Um ano novo diferente
Arranjava uma casa, um clube ou uma cidade para romper o ano novo. Escolhia invariavelmente uma cidade mais agitada, um clube em evidência ou uma casa – não precisava ser necessariamente de família – em que pudesse conhecer pessoas importantes, influentes ou famosas.
Fiquei nessa vida nove ou dez anos. O tempo foi passando, a idade chegando, os hábitos mudando e eu continuando a freqüentar lugares que pudessem dar visibilidade. Durante esse tempo de festas intensas, principalmente as de fim de ano, conheci várias mulheres. Se pudesse, cantaria aquela música do Martinho da Vila e, mesmo assim, a música seria pouco para descrever a diversidade.
Mas, assim como na música de Martinho da Vila, conheci uma mulher que sabia me fazer feliz. Somente ela sabia me fazer feliz. Conversávamos, jogávamos baralho juntos, caminhávamos de manhã cedo, viajávamos para cidades da região e, quando o dinheiro dava, para cidades e estados mais distantes. Em cinco meses de namoro vivi mais feliz do que em vinte anos de farras, de balbúrdia e de baderna.
Como eu descobri que aquela era a mulher da minha vida?
Aconteceu numa festa de ano novo. Combinei de passar às dez e meia na casa dela. Ao buzinar, saiu num vestido branco lindo harmoniosamente entrelaçado às sandálias brancas e à tiara de pequenos brilhantes. Pôs-me uma venda nos olhos, assumiu a direção, disse para não me impacientar, que me levava para o melhor ano novo que eu já comemorara.
Depois de algumas voltas, paradas, entradas, desvios, senti que o carro subia numa espécie de garagem cuja rampa, em virtude do esforço de minha namorada na direção, parecia estreita ou inapropriada. Sobe, desce, desliga o carro, liga o carro, muda de marcha, entramos no estacionamento onde, retirando minha venda, sorriu ingenuamente.
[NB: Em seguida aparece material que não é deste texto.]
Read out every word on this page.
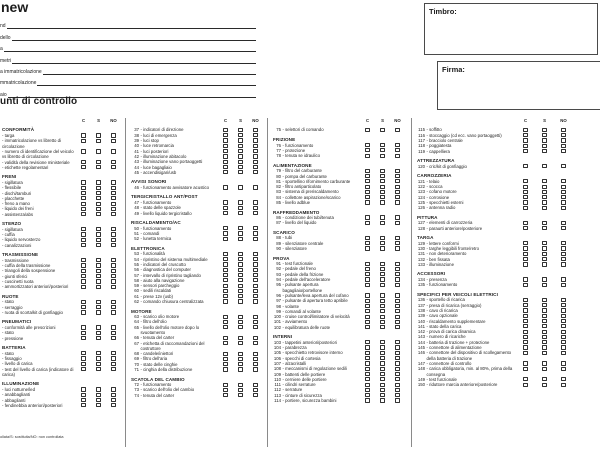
new
nd
dello
a
metri
a immatricolazione
mmatricolazione
aio
Timbro:
Firma:
unti di controllo
C	S	NO
CONFORMITÀ
- targa
- immatricolazione vs libretto di circolazione
- numero di identificazione del veicolo vs libretto di circolazione
- validità della revisione ministeriale
- etichette regolamentari
FRENI
- sigillatura
- flessibile
- dischi/tamburi
- placchette
- freno a mano
- liquido dei freni
- assistenza/abs
STERZO
- sigillatura
- cuffia
- liquido servosterzo
- canalizzazioni
TRASMISSIONE
- trasmissione
- cuffia della trasmissione
- triangoli della sospensione
- giunti sferici
- cuscinetti ruota
- ammortizzatori anteriori/posteriori
RUOTE
- stato
- serraggio
- ruota di scorta/kit di gonfiaggio
PNEUMATICI
- conformità alle prescrizioni
- stato
- pressione
BATTERIA
- stato
- fissaggio
- livello di carica
- test del livello di carica (indicatore di carica)
ILLUMINAZIONE
- luci notturne/led
- anabbaglianti
- abbaglianti
- fendinebbia anteriori/posteriori
C	S	NO
37 - indicatori di direzione
38 - luci di emergenza
39 - luci stop
40 - luce retromarcia
41 - luci posteriori
42 - illuminazione abitacolo
43 - illuminazione vano portaoggetti
44 - luce bagagliaio
45 - accendisigari/usb
AVVISI SONORI
46 - funzionamento avvisatore acustico
TERGICRISTALLO ANT/POST
47 - funzionamento
48 - stato delle spazzole
49 - livello liquido tergicristallo
RISCALDAMENTO/AC
50 - funzionamento
51 - comandi
52 - lunetta termica
ELETTRONICA
53 - funzionalità
54 - ripristino del sistema multimediale
55 - indicatori del cruscotto
56 - diagnostica del computer
57 - intervallo di ripristino tagliando
58 - aiuto alla navigazione
59 - sensori parcheggio
60 - sedili riscaldati
61 - prese 12v (usb)
62 - comando chiusura centralizzata
MOTORE
63 - scarico olio motore
64 - filtro dell'olio
65 - livello dell'olio motore dopo lo svuotamento
66 - tenuta del carter
67 - etichetta di raccomandazioni del costruttore
68 - candele/iniettori
69 - filtro dell'aria
70 - stato delle cinghie
71 - cinghia della distribuzione
SCATOLA DEL CAMBIO
72 - funzionamento
73 - scarico dell'olio del cambio
74 - tenuta del carter
C	S	NO
75 - selettori di comando
FRIZIONE
76 - funzionamento
77 - protezione
78 - tenuta se idraulico
ALIMENTAZIONE
79 - filtro del carburante
80 - pompa del carburante
81 - sportellino rifornimento carburante
82 - filtro antiparticolato
83 - sistema di preriscaldamento
84 - collettore aspirazione/scarico
85 - livello adblue
RAFFREDDAMENTO
86 - condizione dei tubi/tenuta
87 - livello del liquido
SCARICO
88 - tubi
89 - silenziatore centrale
90 - silenziatore
PROVA
91 - test funzionale
92 - pedale del freno
93 - pedale della frizione
94 - pedale dell'acceleratore
95 - pulsante apertura bagagliaio/portellone
96 - pulsante/leva apertura del cofano
97 - pulsante di apertura tetto apribile
98 - volante
99 - comandi al volante
100 - cruise control/limitatore di velocità
101 - avviamento
102 - equilibratura delle ruote
INTERNI
103 - tappetini anteriori/posteriori
104 - parabrezza
105 - specchietto retrovisore interno
106 - specchi di cortesia
107 - alzacristalli
108 - meccanismi di regolazione sedili
109 - battenti delle portiere
110 - cerniere delle portiere
111 - cilindri serrature
112 - serrature
113 - cinture di sicurezza
114 - portiere, sicurezza bambini
C	S	NO
115 - soffitto
116 - stoccaggio (cd ecc. vano portaoggetti)
117 - bracciolo centrale
118 - poggiatesta
119 - cappelliera
ATTREZZATURA
120 - cric/kit di gonfiaggio
CARROZZERIA
121 - telaio
122 - scocca
123 - cofano motore
124 - corrosione
125 - specchietti esterni
126 - antenna radio
PITTURA
127 - elementi di carrozzeria
128 - paraurti anteriore/posteriore
TARGA
129 - lettere conformi
130 - targhe leggibili fronte/retro
131 - non deterioramento
132 - ben fissata
133 - illuminazione
ACCESSORI
134 - presenza
135 - funzionamento
SPECIFICI PER VEICOLI ELETTRICI
136 - sportello di ricarica
137 - presa di ricarica (serraggio)
138 - cavo di ricarica
139 - cavo opzionale
140 - riscaldamento supplementare
141 - stato della carica
142 - prova di carica dinamica
143 - numero di ricariche
144 - batteria di trazione + protezione
145 - connettore di alimentazione
146 - connettore del dispositivo di scollegamento della batteria di trazione
147 - connettore di controllo
148 - carica obbligatoria, min. al 80%, prima della consegna
149 - test funzionale
150 - riduttore marcia anteriore/posteriore
ollata/S: sostituita/NO: non controllata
Quando me disse que faria uma surpresa, pensei que algum cantor ou grupo musical famoso estivesse na cidade, um líder religioso que me colocaria nas primeiras páginas dos jornais, um jogador de futebol (também poderia ser um de basquete, de vôlei ou de pólo), um ator ou apresentador de televisão e, em último caso, uma celebridade instantânea ou um político corrupto (o que importava era estar onde fosse visto). Quando a luz fraca bateu nas minhas vistas, descobri que estava num lar de idosos.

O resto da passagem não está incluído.